Closed mbunkus closed 1 year ago

mbunkus commented 1 year ago

When I search for something & one of the result lines contains an IPv6 address, rg.el mistakes parts of them as the line & column number patters. For example, if I have the following whole line visible in *rg*:

terraform/lkbs/infrastructure.tf:226:    src_cidr = "2001:1640:141::/48"

and I press enter on it, Emacs asks me for the path to the file to visit with a nonsensical default:

Find this error in (default terraform/lkbs/infrastructure.tf:226:    src_cidr = "2001): …

The problem seems to be that the regular expressions used for building compilation-error-regexp-alist is too greedy.

I'm well aware that there's no 100% correct way of splitting rg's output (or maybe there is using the -0 arg…). Personally I'd very much like to be able to make the file name part non-greedy as I 100% never have file names with colons in them followed directly by numbers.

dajva commented 1 year ago

Thanks for the report. Yes I think the -0 would probably work fine here. I guess we could use that for the --no-heading setup that you are using.

dajva commented 1 year ago

After some testing I think -0 would be problematic mainly since it would be cumbersome to get rid of those ugly null chars in the output. TBH, I have not really crafted these regexps myself and never put much thought into it. I think it actually makes more sense to be restrictive with the kind of stuff that is allowed in file names, iow doing something like [^:]+ for matching the filename part. This seems to be what grep.el is doing anyway so should be fine to be in line with that.

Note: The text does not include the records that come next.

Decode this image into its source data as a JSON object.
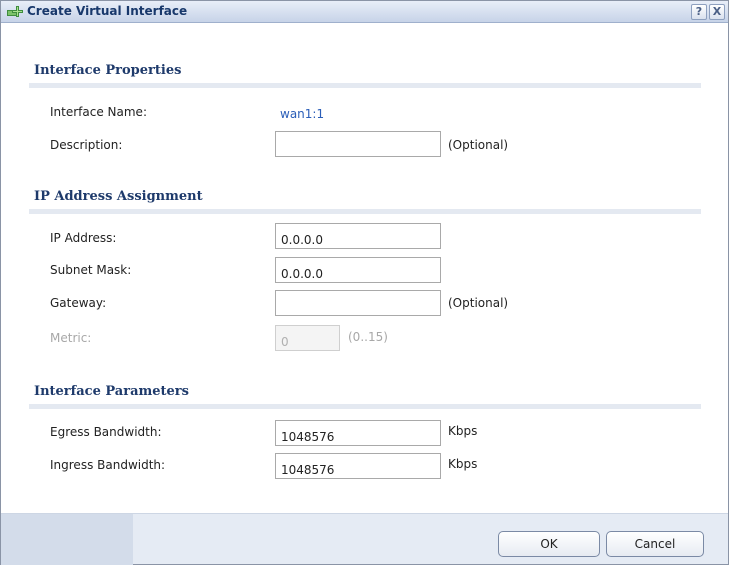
{
  "dialog": {
    "title": "Create Virtual Interface",
    "help_label": "?",
    "close_label": "X"
  },
  "interface_properties": {
    "heading": "Interface Properties",
    "name_label": "Interface Name:",
    "name_value": "wan1:1",
    "description_label": "Description:",
    "description_value": "",
    "description_hint": "(Optional)"
  },
  "ip_assignment": {
    "heading": "IP Address Assignment",
    "ip_label": "IP Address:",
    "ip_value": "0.0.0.0",
    "subnet_label": "Subnet Mask:",
    "subnet_value": "0.0.0.0",
    "gateway_label": "Gateway:",
    "gateway_value": "",
    "gateway_hint": "(Optional)",
    "metric_label": "Metric:",
    "metric_value": "0",
    "metric_hint": "(0..15)"
  },
  "interface_parameters": {
    "heading": "Interface Parameters",
    "egress_label": "Egress Bandwidth:",
    "egress_value": "1048576",
    "egress_unit": "Kbps",
    "ingress_label": "Ingress Bandwidth:",
    "ingress_value": "1048576",
    "ingress_unit": "Kbps"
  },
  "footer": {
    "ok_label": "OK",
    "cancel_label": "Cancel"
  },
  "icons": {
    "title_icon": "add-interface-icon"
  },
  "colors": {
    "title_text": "#18386b",
    "section_heading": "#1e3a6b",
    "link_value": "#2b5eb8",
    "footer_bg": "#e5ebf4"
  }
}
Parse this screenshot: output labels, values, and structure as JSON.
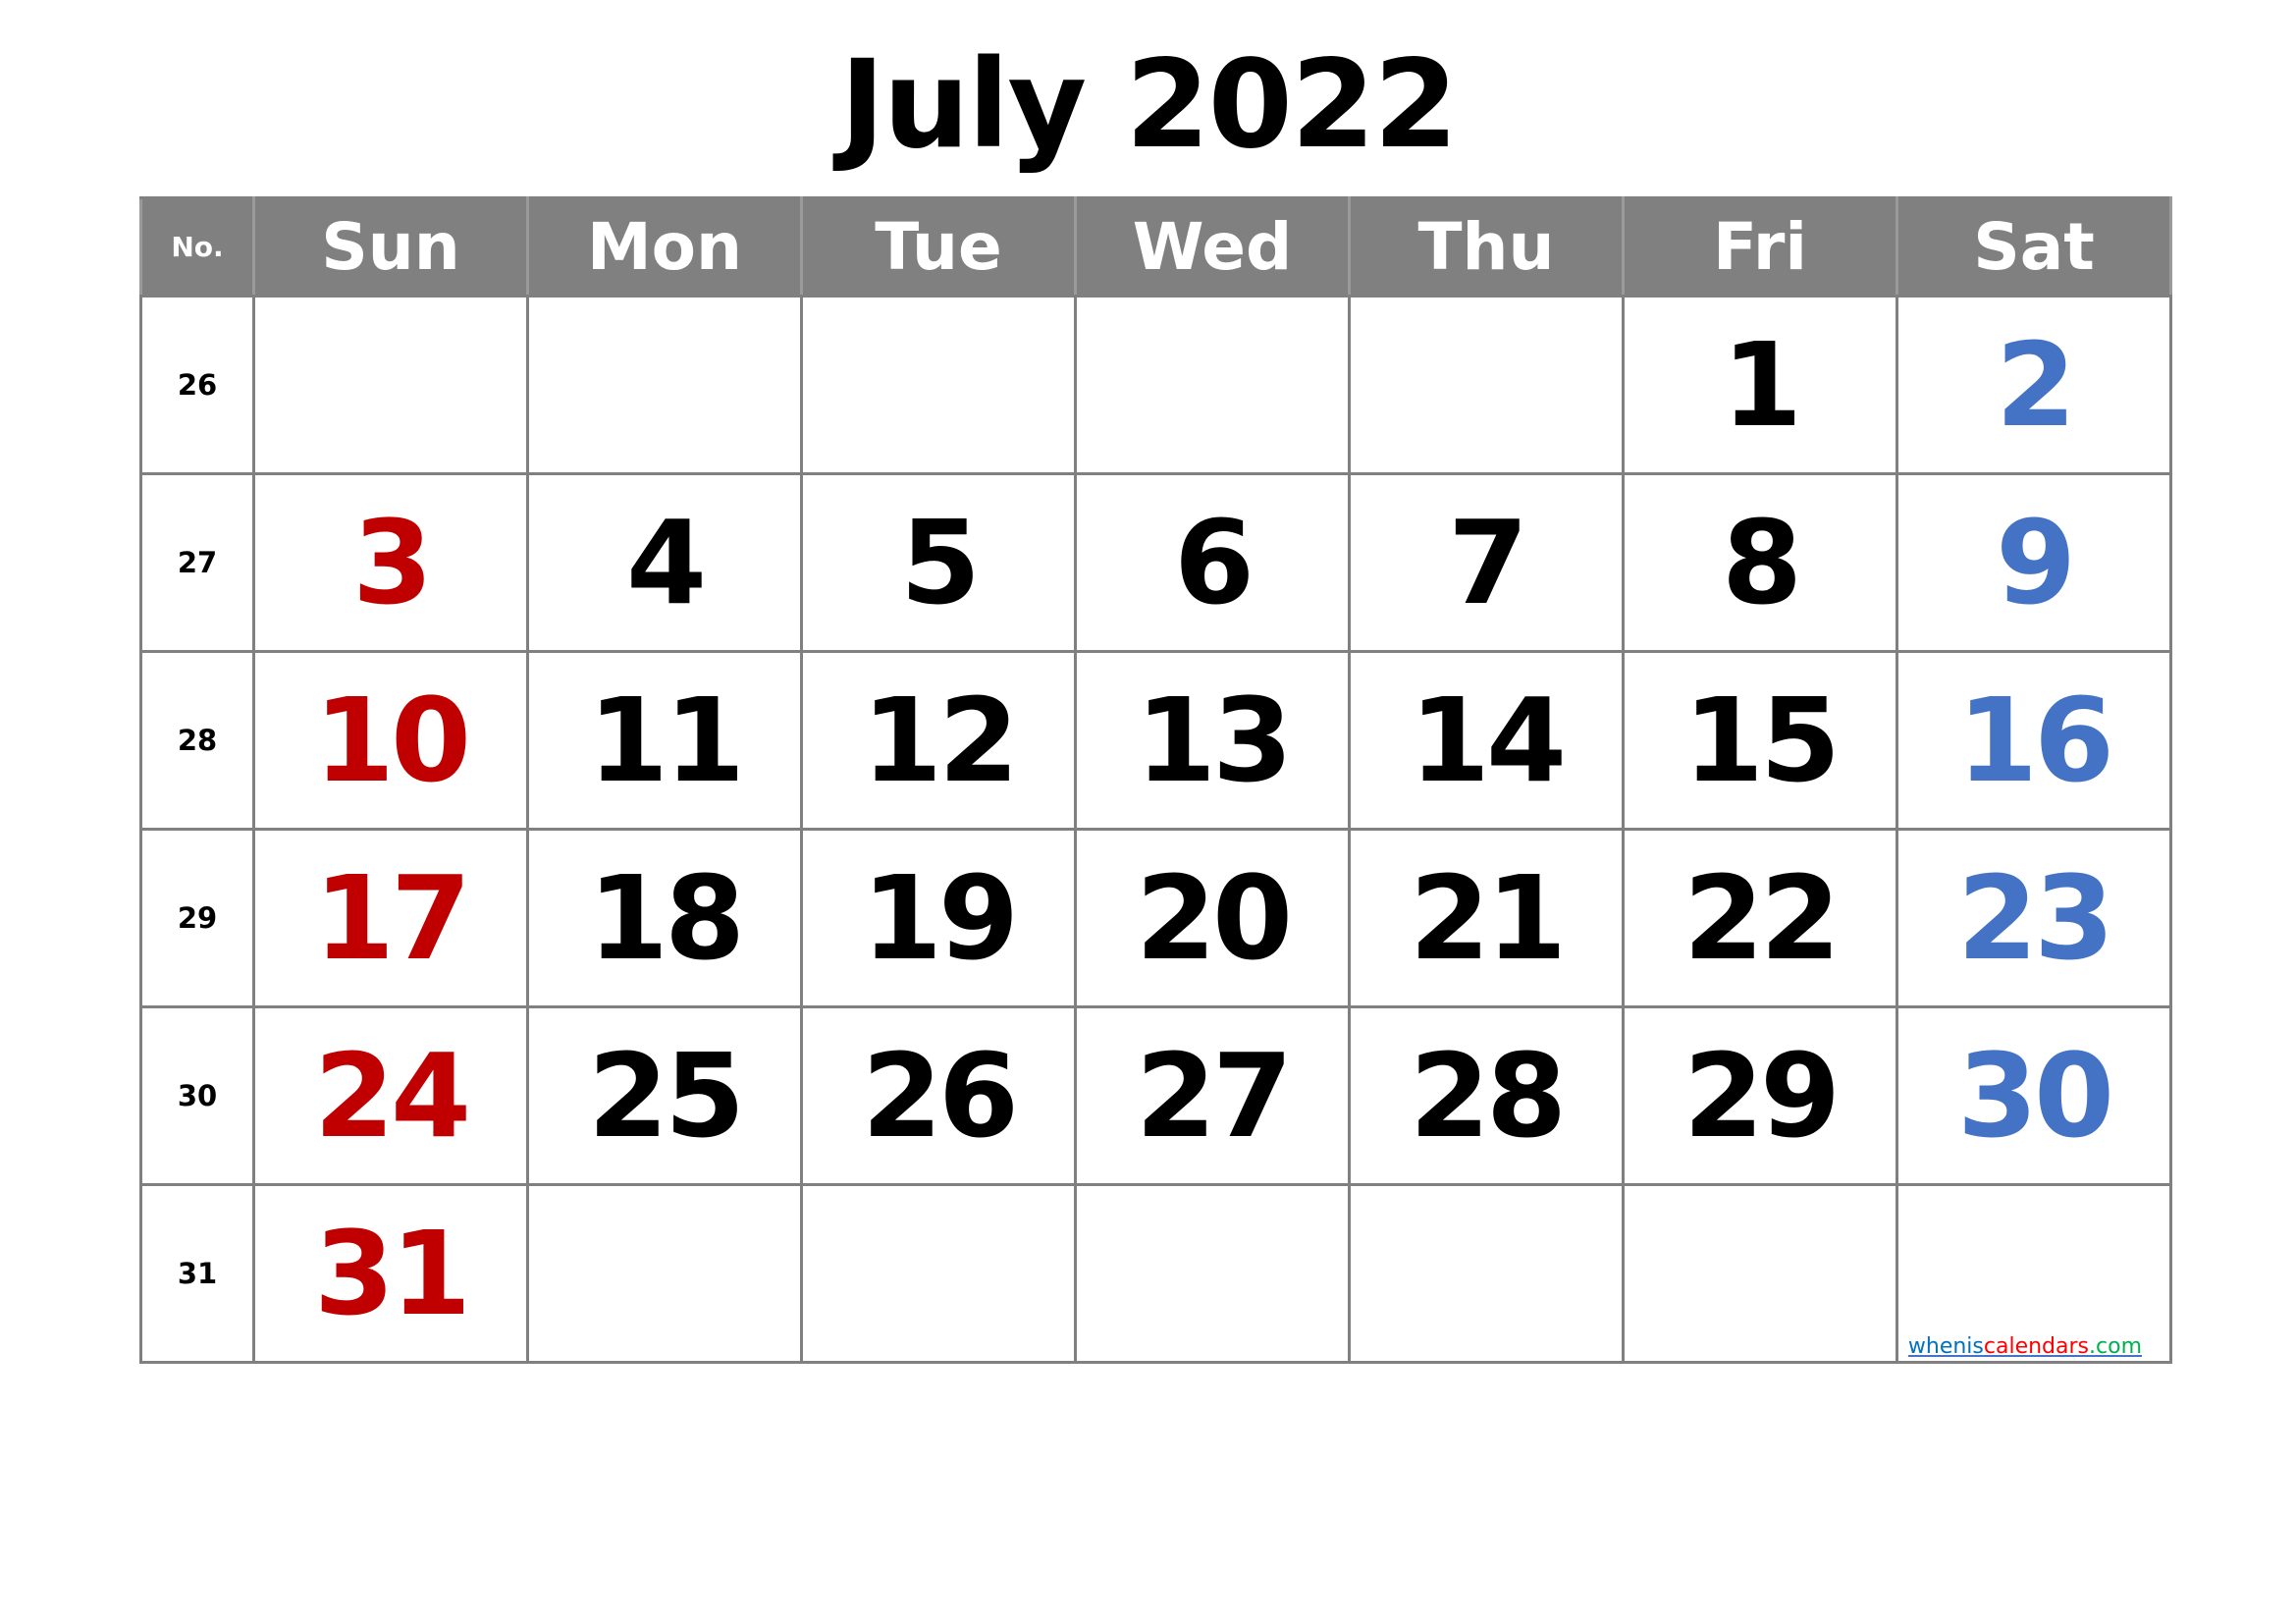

mbunkus commented 1 year ago

Thank you for looking into it. I really appreciate it.

Yeah I figured having \0 in the output being bad, or at least requiring somewhat of a big-ish rewrite.

Like I said above I'd be perfectly fine with not allowing : as part of the file name, whatever regex you do it with. [^:]+ looks absolutely reasonable. I do know that : are allowed as part of file names on non-Windows systems, but then again I don't think this matters much wrt. to rg. We (as in: the collective users of rg) usually use it with code, with system configuration, maybe text archives. In each of those cases I've never seen : to be part of the file name. They're usually only used with system files, e.g. stuff in /tmp maybe.

The one exception that comes to mind is maildir directories.

Soooo… maybe making it configurable would be best? Or even toggle-able from the *rg* buffers?

dajva commented 1 year ago

Pushed a fix now without configuration possibilities. Let's add that if people request it.